Fragilizado pela crise política, açoitado por críticas dos chamados movimentos sociais — outrora aliados indiscutíveis — e preocupado com as eleições, o governo Lula tende a aproveitar qualquer chance para ficar bem com as ruas. A definição do novo salário-mínimo é uma dessas oportunidades.
Na campanha de 2002, Lula prometeu dobrá-lo, o que significaria decretar para 2006 um piso de R$ 487,66. Seria necessário hoje um reajuste de 62,5% — uma impossibilidade fiscal.

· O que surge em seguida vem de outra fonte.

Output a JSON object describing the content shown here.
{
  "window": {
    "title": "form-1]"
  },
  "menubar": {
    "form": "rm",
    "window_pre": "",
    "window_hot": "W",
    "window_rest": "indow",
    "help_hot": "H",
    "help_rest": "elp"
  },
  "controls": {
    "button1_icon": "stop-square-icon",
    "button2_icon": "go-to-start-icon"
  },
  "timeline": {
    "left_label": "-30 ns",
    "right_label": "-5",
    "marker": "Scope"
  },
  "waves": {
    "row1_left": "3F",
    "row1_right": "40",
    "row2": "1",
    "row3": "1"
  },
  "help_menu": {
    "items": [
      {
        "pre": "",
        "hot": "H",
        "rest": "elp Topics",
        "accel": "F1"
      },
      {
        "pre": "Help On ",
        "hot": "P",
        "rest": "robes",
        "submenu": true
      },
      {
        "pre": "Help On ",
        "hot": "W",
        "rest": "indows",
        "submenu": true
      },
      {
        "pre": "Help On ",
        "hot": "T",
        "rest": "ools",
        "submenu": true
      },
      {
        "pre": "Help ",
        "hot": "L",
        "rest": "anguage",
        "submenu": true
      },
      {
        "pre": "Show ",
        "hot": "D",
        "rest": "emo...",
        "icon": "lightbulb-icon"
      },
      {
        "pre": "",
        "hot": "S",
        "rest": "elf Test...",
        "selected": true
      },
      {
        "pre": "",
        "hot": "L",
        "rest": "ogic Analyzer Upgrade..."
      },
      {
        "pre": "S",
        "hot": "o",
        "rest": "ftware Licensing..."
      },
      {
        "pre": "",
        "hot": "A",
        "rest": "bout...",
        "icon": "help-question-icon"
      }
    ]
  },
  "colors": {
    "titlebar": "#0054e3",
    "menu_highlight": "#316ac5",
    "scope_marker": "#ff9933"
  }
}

Por mais irresponsável que seja um governo, um aumento desses está fora de cogitação. Há pressões para um mínimo de R$ 350, ou 16,7% superior aos atuais R$ 300, um crescimento substancial considerando que a inflação anual situa-se pouco acima dos 5%. O movimento sindical — representado no governo pelo ministro do Trabalho, Luiz Marinho, da CUT — costuma passar a idéia de que a fixação do mínimo depende de vontade política. Se fosse assim, por que Lula não conseguiria cumprir a promessa de campanha? E antes dele outros já teriam resolvido o problema social brasileiro à base de canetadas.
O ponto nevrálgico é que o mínimo se transformou num gatilho que pode deflagrar um processo de grave desequilíbrio fiscal.
Pelo fato de o salário-mínimo indexar o piso da aposentadoria na Previdência (INSS), além de uma série de outras contas públicas, o percentual do seu reajuste propaga aumento de gastos em vários segmentos da estrutura de despesas oficiais, e não apenas na União.
O reajuste de R$ 260 para R$ 300, este ano, gerou um gasto a mais na Previdência de R$ 1,8 bilhão. Somadas outras causas (pagamentos de atrasados por força de sentenças judiciais, auxílios-doença em alta descontrolada), o INSS deverá fechar o ano com um déficit próximo dos R$ 40 bilhões — um salto de 25% em relação a 2004.
É inexorável o próximo governo receber de herança a imposição de uma nova reforma da Previdência e a necessidade de desconectar benefícios do salário-mínimo. O tema é impopular. Mas é preferível enfrentá-lo do que manter o sistema na rota da insolvência.